W niedzielę, jak co roku, odbyły się w Tarnoszynie k. Tomaszowa Lubelskiego (tuż obok granicy z Ukrainą) uroczystości upamiętniające mieszkańców wioski, którzy zamordowani zostali w czasie bandyckiego napadu UPA. Napad ten miał miejsce w nocy z 17 na 18 marca 1944 r. W uroczystościach udział wzięły gminne, powiatowe i wojewódzkie władze samorządowe.
Obecne były liczne poczty sztandarowe, a także Stowarzyszenie Upamiętniania Polaków Pomordowanych na Wołyniu, mającego swoją siedzibę w Zamościu, oraz Tomaszowski Szwadron im. 1 Pułku Kawalerii Korpusu Ochrony Pogranicza. Nie przybył natomiast nikt z posłów i senatorów. Ach, ci „wybrańcy narodu”.
Przed mszą św. bardzo dobre przemówienie, pełne akcentów historycznych, wygłosił wójt Ulhówka Łukasz Kłębek.
Następnie wystawiony został bardzo piękny montaż słowno-muzyczny, doskonale przygotowany przez uczniów i nauczycieli szkoły podstawowej.

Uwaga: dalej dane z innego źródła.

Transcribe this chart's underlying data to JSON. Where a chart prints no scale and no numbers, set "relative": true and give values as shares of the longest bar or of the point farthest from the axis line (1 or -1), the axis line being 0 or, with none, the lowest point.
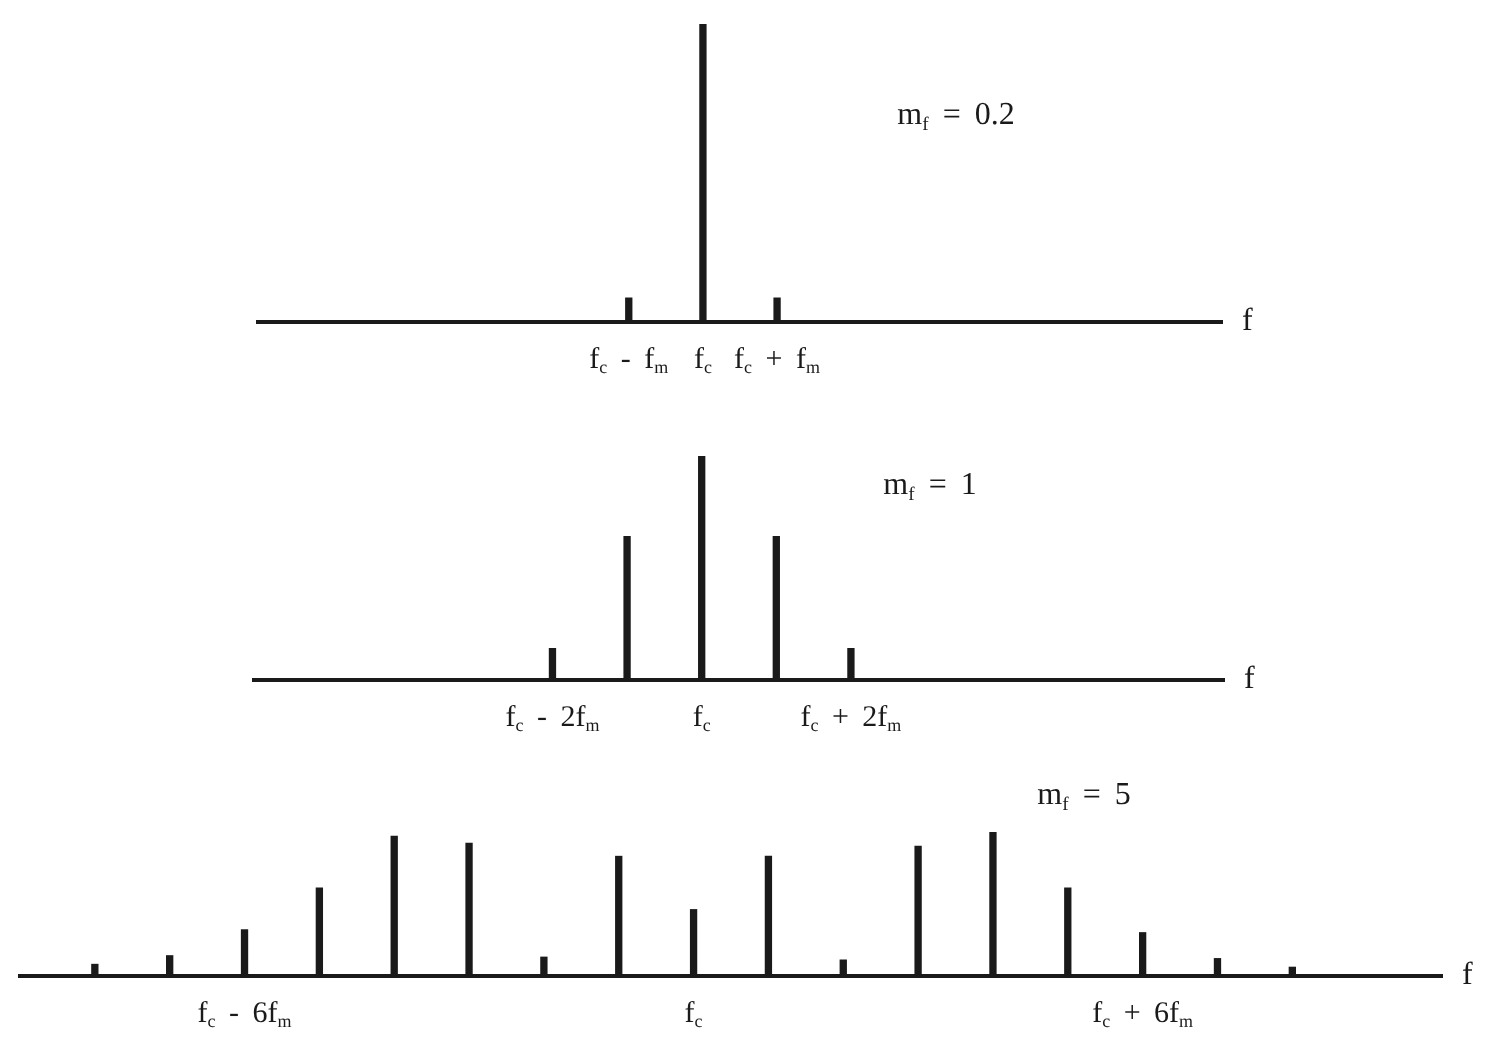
{
  "chart_data": [
    {
      "type": "bar",
      "relative": true,
      "xlabel": "f",
      "annotations": [
        "m$_{f}$ = 0.2"
      ],
      "color": "#1a1a1a",
      "categories": [
        null,
        null,
        null,
        null,
        null,
        "f$_{c}$ - f$_{m}$",
        "f$_{c}$",
        "f$_{c}$ + f$_{m}$",
        null,
        null,
        null,
        null,
        null,
        null
      ],
      "values": [
        null,
        null,
        null,
        null,
        null,
        0.08,
        1,
        0.08,
        null,
        null,
        null,
        null,
        null,
        null
      ]
    },
    {
      "type": "bar",
      "relative": true,
      "xlabel": "f",
      "annotations": [
        "m$_{f}$ = 1"
      ],
      "color": "#1a1a1a",
      "categories": [
        null,
        null,
        null,
        null,
        "f$_{c}$ - 2f$_{m}$",
        null,
        "f$_{c}$",
        null,
        "f$_{c}$ + 2f$_{m}$",
        null,
        null,
        null,
        null,
        null
      ],
      "values": [
        null,
        null,
        null,
        null,
        0.14,
        0.64,
        1,
        0.64,
        0.14,
        null,
        null,
        null,
        null,
        null
      ]
    },
    {
      "type": "bar",
      "relative": true,
      "xlabel": "f",
      "annotations": [
        "m$_{f}$ = 5"
      ],
      "color": "#1a1a1a",
      "categories": [
        null,
        null,
        null,
        "f$_{c}$ - 6f$_{m}$",
        null,
        null,
        null,
        null,
        null,
        "f$_{c}$",
        null,
        null,
        null,
        null,
        null,
        "f$_{c}$ + 6f$_{m}$",
        null,
        null,
        null,
        null
      ],
      "values": [
        null,
        0.08,
        0.14,
        0.32,
        0.61,
        0.97,
        0.92,
        0.13,
        0.83,
        0.46,
        0.83,
        0.11,
        0.9,
        1,
        0.61,
        0.3,
        0.12,
        0.06,
        null,
        null
      ]
    }
  ]
}
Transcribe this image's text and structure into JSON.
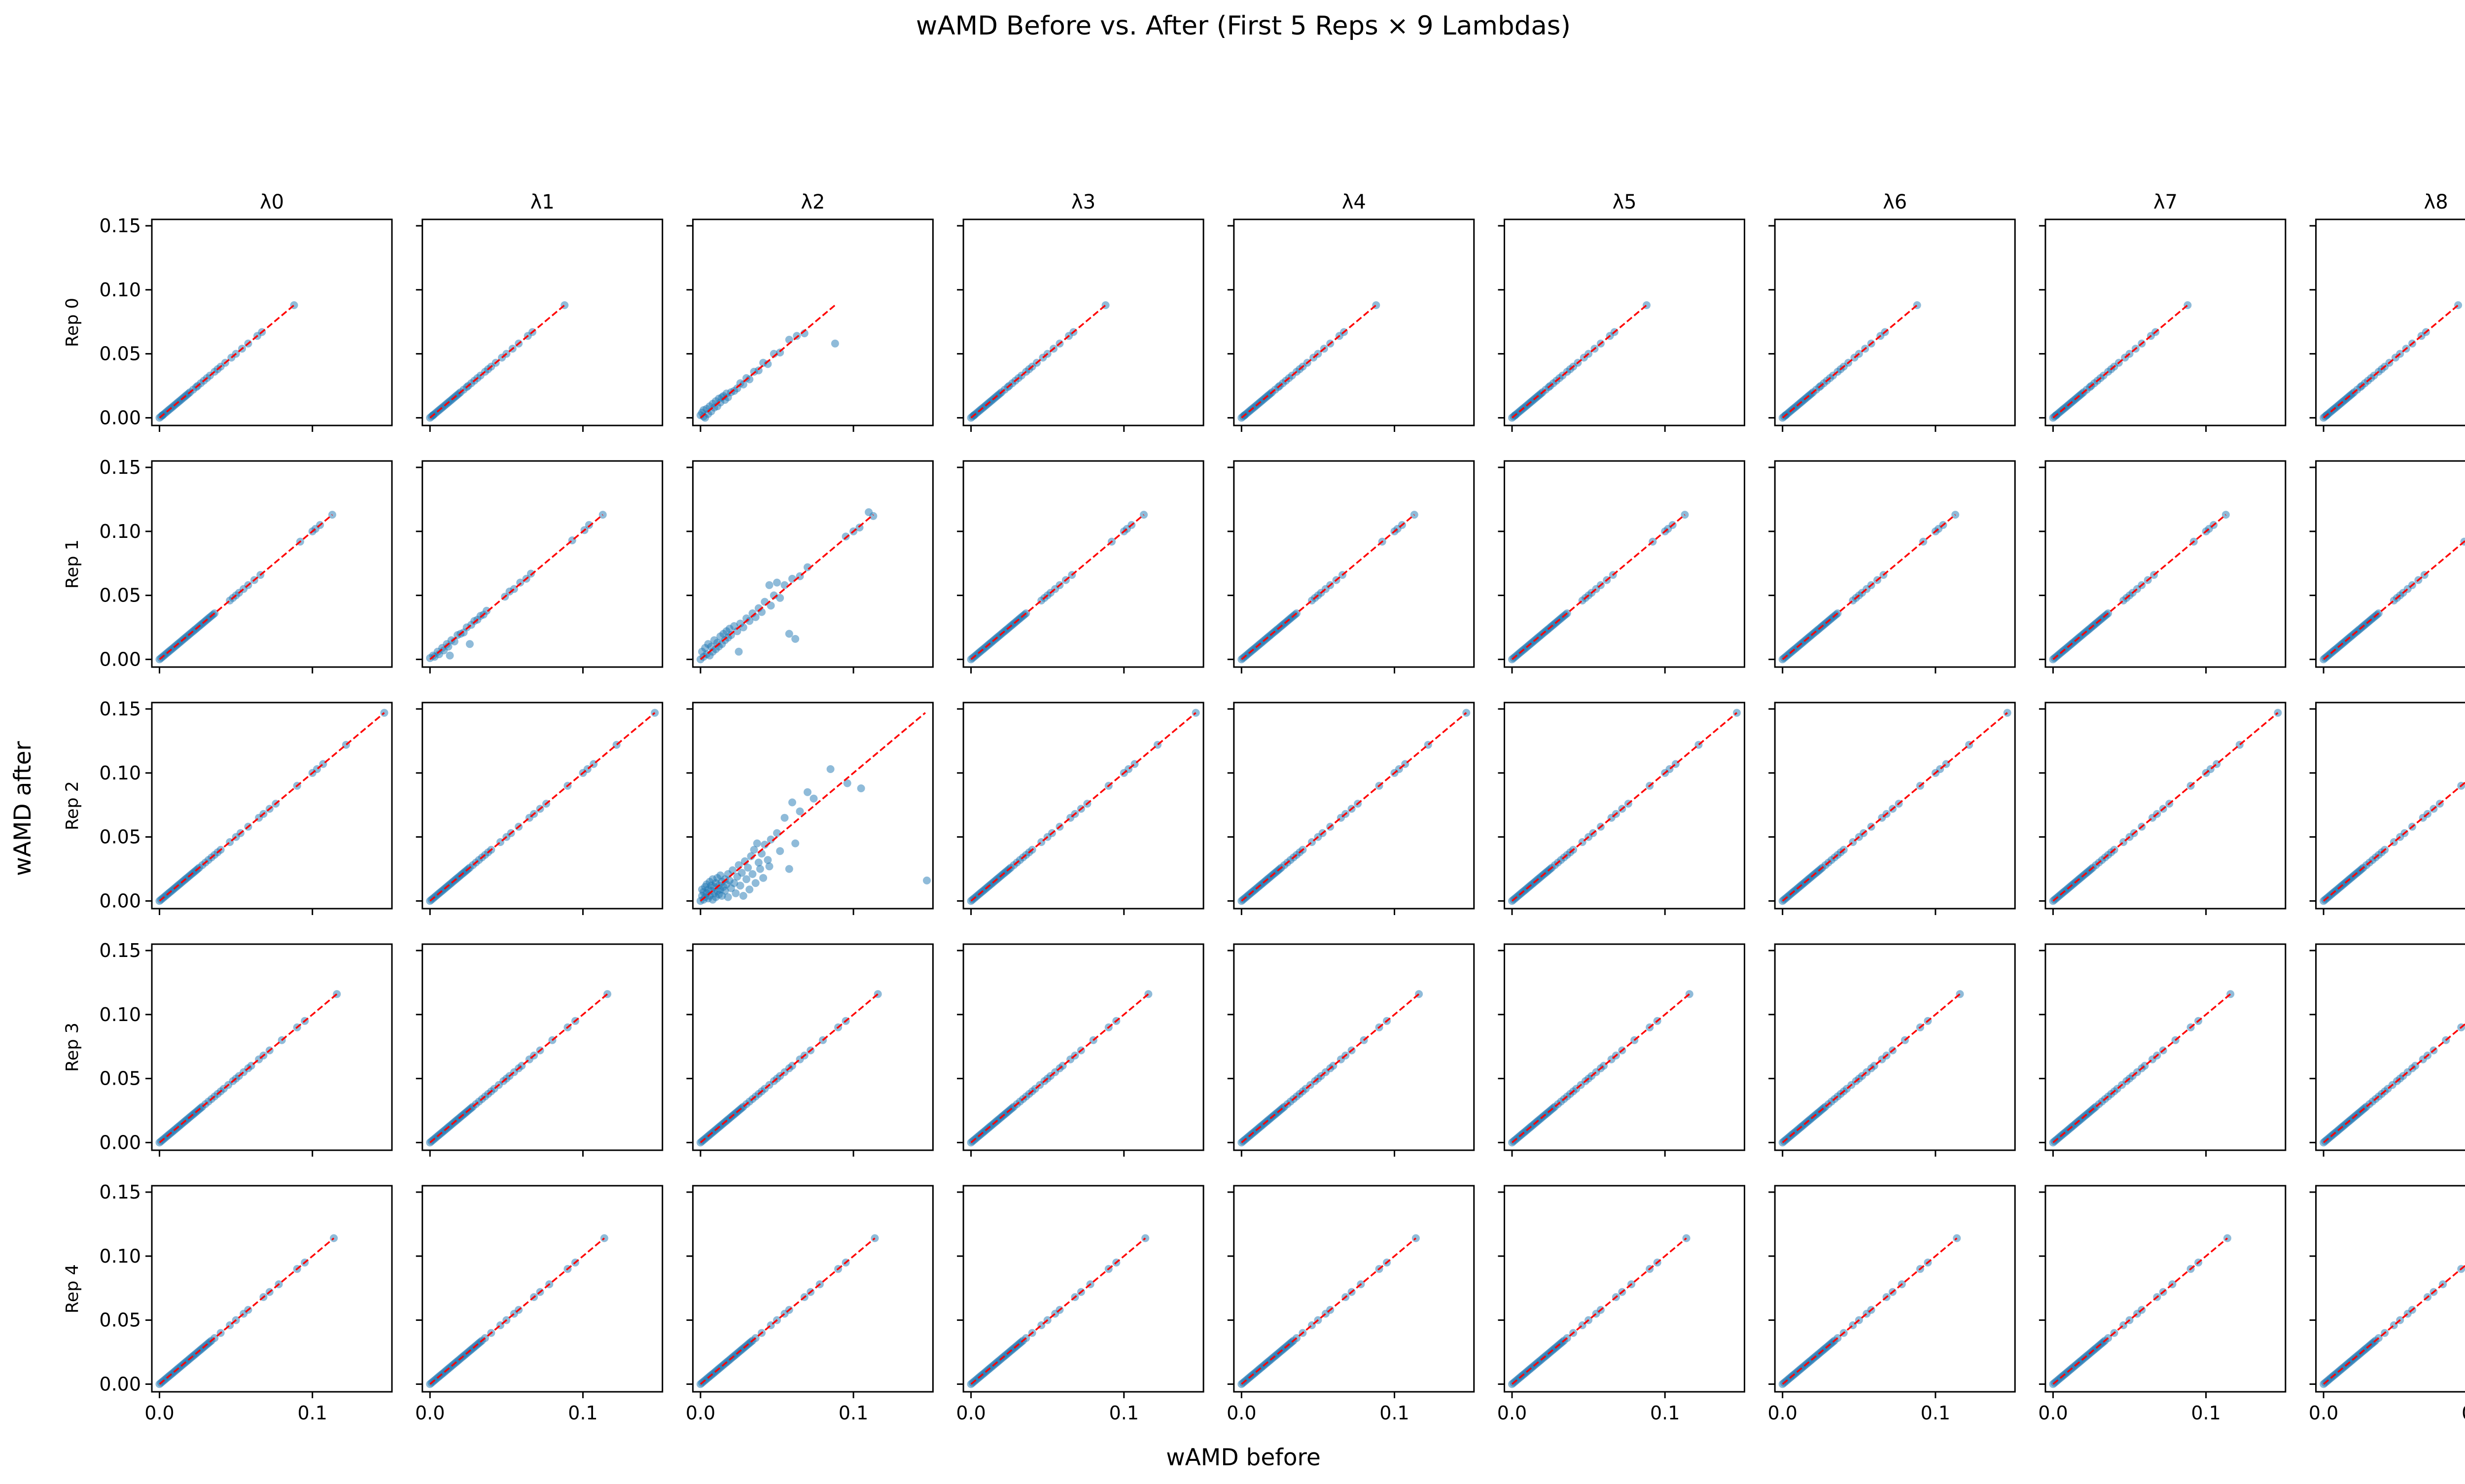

W czasie mszy św., którą koncelebrowałem z ks. proboszczem Władysławem Gudzem, wygłosiłem kazanie.
Po nabożeństwie wraz z orkiestrą wszyscy zebrani udali się pod pomnik, pod którym poszczególne delegacje złożyły wieńce i zapaliły znicze.
Wielkie słowa dla organizatorów oraz dla całej społeczności Tarnoszyna, która tak bardzo dba o pamięć historyczną i wartości patriotyczne.